As the Australian government moves into Horizon Two of the National Cyber Security Strategy 2023–2030, it must prioritise addressing long-term vulnerabilities and increasing resilience. The next phase of the strategy should include the formalisation of a national coordinated vulnerability disclosure policy, including the strong endorsement of vulnerability disclosure programs to encourage an economy-wide ‘see something, say something’ approach to cybersecurity.

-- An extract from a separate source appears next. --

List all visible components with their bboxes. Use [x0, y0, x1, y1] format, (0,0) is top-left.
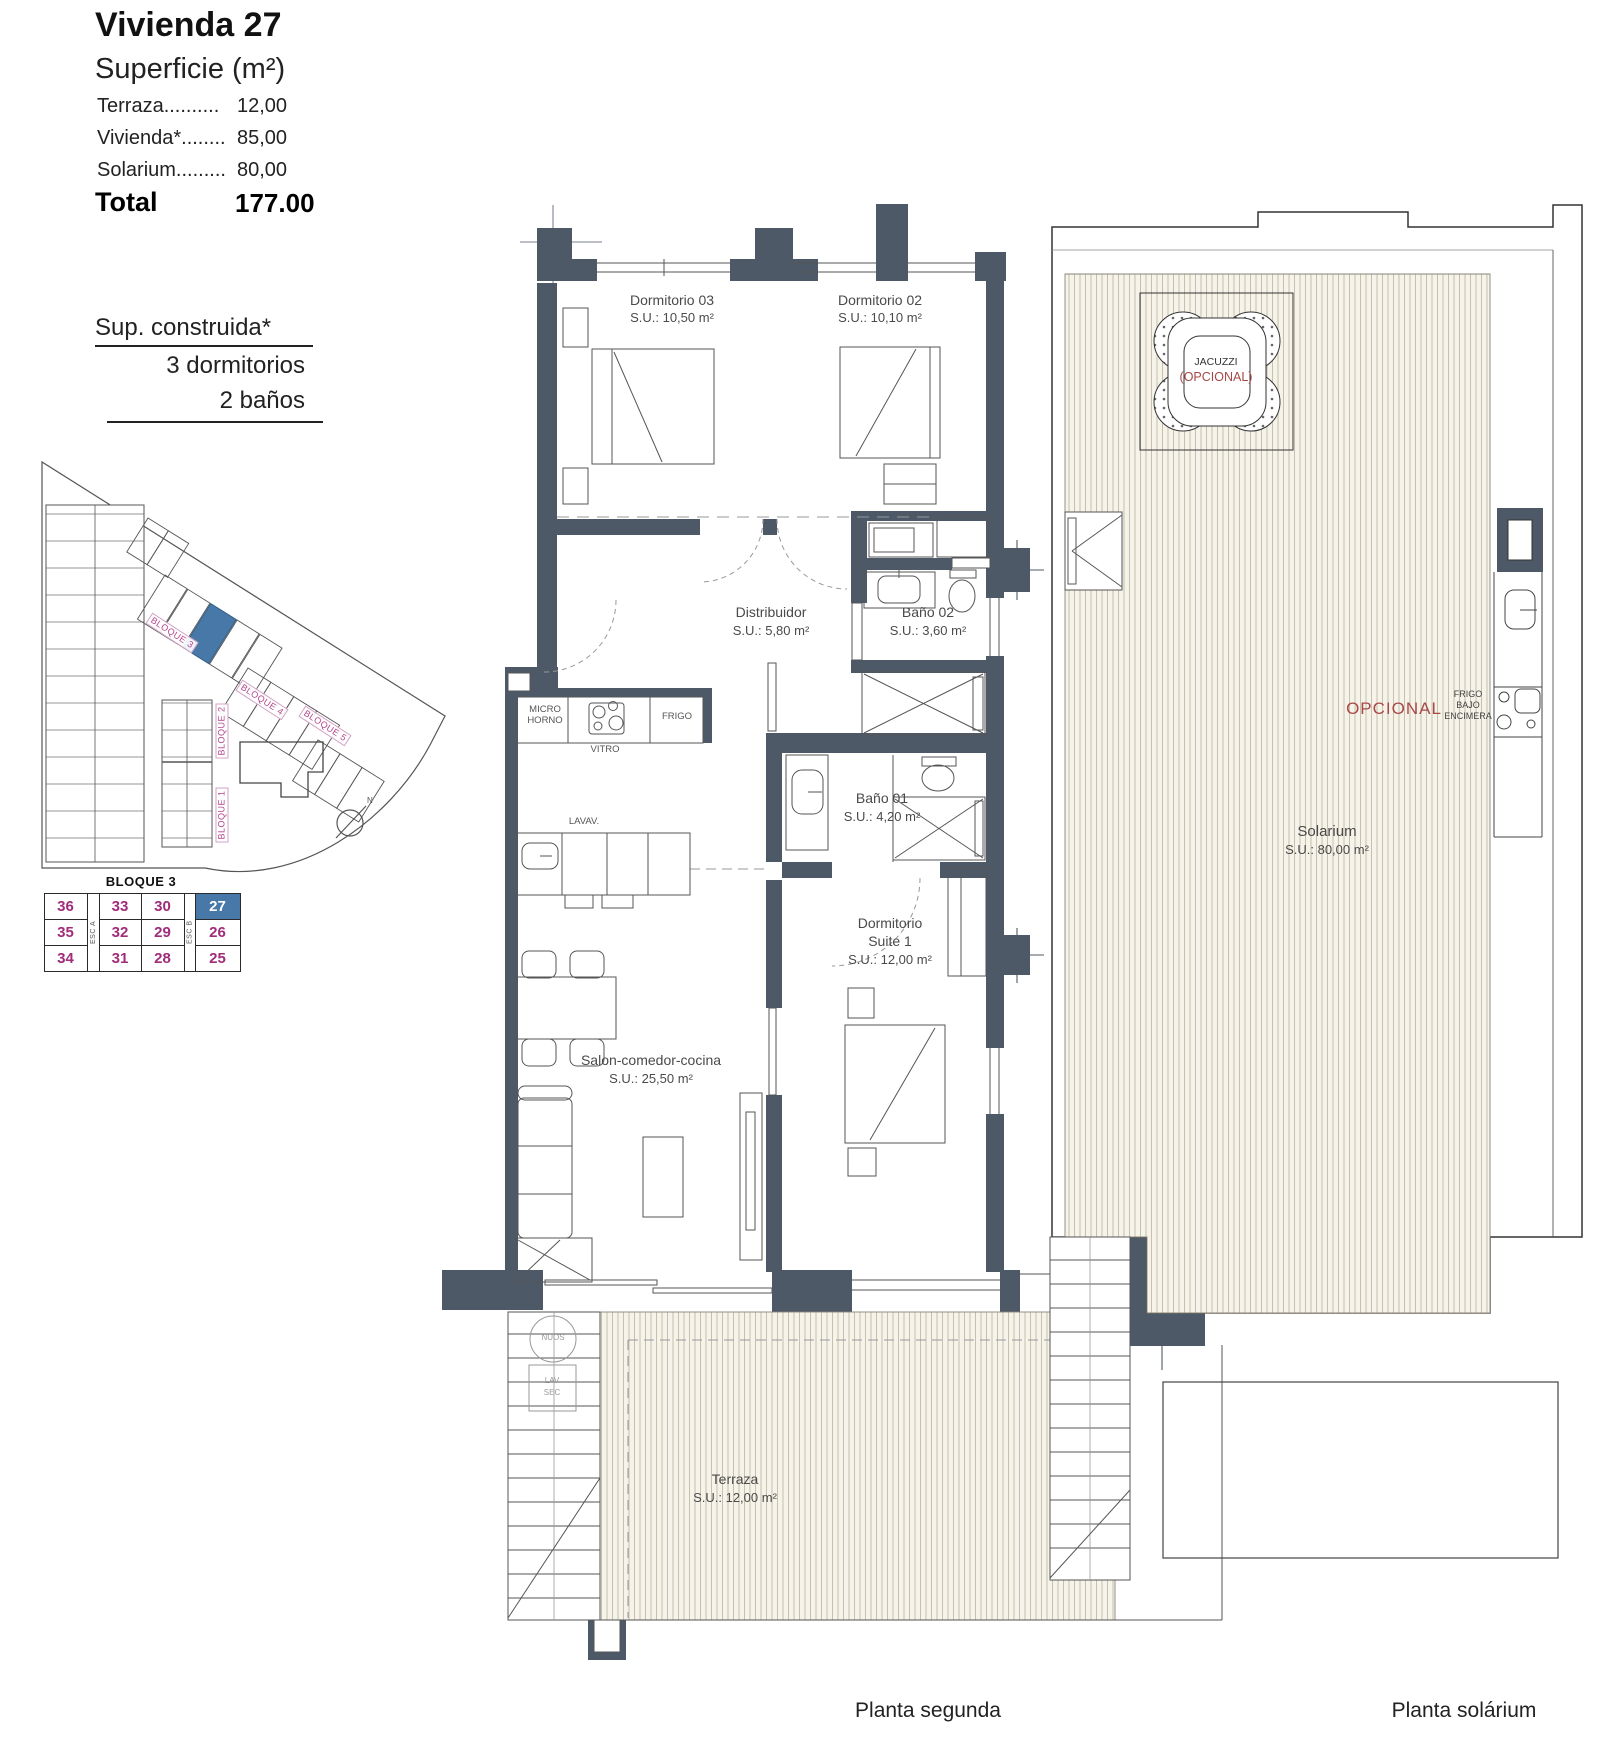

One important element of it could also include federal funding of bug bounty programs across the federal government. This would also bring Australia in line with the US and Britain, who have embraced these programs to identify and report vulnerabilities in their defence portfolios. At a time when the security of the AUKUS program is paramount, any gap that leaves Australia’s defence systems vulnerable to undetected exploits could jeopardise national security and undermine our allies’ confidence in Australian information security.
In an era of evolving cyber threats, Australia’s national security and economic future depend on the resilience of its digital infrastructure. A national coordinated vulnerability disclosure policy is essential for addressing vulnerabilities before they are exploited. With cyber adversaries such as China shifting their cyber doctrine to exploit vulnerabilities, the time to act is now.